Teen Vogue published a piece this week headlined, “How to Help Candidates in the Tightest Midterm Election Races—Even If They’re Outside Your District.” But the guide is presented as an educational public service rather than than party-line indoctrination.
Teen Vogue’s audience is made up mostly of teenage and preteen girls that are new voters or will be in the next few years. Of course their readers should be informed, and as Teen Vogue aims to “educate the influencers of tomorrow,” it makes sense the magazine would put out a voter guide. But the guide is presented as an educational resource, not a guide to which candidates Teen Vogue wants them to support.
There’s a list of people who might welcome that aid. Well, why not suggest a few? This is the complete list: Abrams (D), Warnock (D), Demings (D), Beasley (D), Cortez Masto (D), Hobbs (D), Kelly (D).
Sure, that’s a significantly woman-heavy list, and Teen Vogue is aimed at the female side of that teenage population. It’s also true that today’s youth runs rather more D than R – just as youth has done for several generations. But the only suggestions about politics are Democrats?
Not entirely. there are issues that Teen Vogue suggests as well: Abortion, gun control and climate change. Would it surprise immensely to find out that the suggestions (Emily’s List, Gun Sense Voter and League of Conservation Voters) are on the liberal side of each of these discussions?
Teen Vogue is presenting this piece as a public service — but rather than helping its readers make their own decisions, it is exclusively pushing its own politics.

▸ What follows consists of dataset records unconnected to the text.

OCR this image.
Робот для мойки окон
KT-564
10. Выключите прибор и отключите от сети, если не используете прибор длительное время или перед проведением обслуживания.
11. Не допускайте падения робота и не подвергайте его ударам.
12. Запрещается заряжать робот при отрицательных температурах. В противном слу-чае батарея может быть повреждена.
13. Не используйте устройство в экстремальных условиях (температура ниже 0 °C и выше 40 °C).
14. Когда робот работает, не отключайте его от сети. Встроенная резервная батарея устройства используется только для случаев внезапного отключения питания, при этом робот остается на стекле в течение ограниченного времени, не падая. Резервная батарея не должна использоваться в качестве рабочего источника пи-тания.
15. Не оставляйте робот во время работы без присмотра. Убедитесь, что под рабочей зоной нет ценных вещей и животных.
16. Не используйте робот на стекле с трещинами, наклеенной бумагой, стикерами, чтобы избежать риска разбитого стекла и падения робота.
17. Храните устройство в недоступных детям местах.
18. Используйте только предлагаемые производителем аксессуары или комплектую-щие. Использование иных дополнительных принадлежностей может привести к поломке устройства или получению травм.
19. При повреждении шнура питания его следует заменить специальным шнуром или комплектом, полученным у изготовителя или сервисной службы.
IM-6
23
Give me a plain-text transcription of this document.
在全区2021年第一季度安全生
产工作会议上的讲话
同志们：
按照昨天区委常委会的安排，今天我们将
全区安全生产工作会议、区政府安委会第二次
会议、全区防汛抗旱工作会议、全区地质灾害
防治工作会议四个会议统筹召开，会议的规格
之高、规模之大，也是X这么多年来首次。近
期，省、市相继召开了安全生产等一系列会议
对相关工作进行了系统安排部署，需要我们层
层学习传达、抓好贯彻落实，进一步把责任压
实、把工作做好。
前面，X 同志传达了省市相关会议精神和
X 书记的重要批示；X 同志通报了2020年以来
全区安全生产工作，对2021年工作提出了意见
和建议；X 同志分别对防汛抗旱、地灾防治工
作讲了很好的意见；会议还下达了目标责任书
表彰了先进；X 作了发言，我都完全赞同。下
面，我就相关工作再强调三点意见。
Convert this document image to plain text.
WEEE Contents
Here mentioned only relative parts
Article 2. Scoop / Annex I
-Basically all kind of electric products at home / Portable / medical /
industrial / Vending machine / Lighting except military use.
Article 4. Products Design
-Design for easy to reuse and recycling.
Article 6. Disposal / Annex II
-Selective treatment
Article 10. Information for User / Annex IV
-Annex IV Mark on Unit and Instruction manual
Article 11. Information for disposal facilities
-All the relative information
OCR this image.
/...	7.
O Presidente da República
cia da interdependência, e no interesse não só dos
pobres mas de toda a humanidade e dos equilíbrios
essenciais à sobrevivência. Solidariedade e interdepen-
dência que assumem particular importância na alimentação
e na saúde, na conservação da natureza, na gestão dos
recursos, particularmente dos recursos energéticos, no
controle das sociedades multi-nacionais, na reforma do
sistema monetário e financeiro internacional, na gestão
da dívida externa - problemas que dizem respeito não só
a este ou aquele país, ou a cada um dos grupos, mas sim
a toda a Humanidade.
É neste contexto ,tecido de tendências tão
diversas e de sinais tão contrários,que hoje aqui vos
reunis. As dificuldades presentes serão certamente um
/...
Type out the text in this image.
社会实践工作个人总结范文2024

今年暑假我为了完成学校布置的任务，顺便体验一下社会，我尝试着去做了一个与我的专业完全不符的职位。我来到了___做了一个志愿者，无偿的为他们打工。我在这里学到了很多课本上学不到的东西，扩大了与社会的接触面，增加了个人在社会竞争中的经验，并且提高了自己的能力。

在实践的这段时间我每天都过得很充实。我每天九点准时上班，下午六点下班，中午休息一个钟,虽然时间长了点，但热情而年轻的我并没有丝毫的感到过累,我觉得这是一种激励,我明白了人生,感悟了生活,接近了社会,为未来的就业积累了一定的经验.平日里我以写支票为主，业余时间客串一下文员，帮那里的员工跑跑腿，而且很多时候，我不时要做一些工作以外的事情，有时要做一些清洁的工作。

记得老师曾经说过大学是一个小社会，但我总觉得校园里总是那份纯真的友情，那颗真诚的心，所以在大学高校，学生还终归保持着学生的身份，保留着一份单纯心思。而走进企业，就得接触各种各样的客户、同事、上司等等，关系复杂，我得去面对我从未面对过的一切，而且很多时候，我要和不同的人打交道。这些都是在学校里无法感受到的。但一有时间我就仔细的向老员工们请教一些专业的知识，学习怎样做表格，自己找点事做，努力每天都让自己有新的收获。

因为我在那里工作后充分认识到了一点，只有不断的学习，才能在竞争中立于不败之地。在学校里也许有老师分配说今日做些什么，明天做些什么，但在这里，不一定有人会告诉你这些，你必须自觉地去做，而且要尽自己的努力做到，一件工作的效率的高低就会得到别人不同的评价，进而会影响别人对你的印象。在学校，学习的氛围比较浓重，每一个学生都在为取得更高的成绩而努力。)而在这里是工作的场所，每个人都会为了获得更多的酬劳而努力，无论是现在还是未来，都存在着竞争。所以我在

Teen Vogue ranks No. 441 in the usual listing of U.S. news and media outlets. It gains some 5.1 million visits a month from that position. It also describes itself as “educating the influencers of tomorrow.” We agree that that’s not just a valid goal, it’s a noble one. After all, who would want society influenced by the un- or ill-educated?
But that’s what makes this glaring bias so objectionable. Vote, or support, the straight party ticket isn’t educating the voters of today, let alone the influencers of tomorrow, now is it?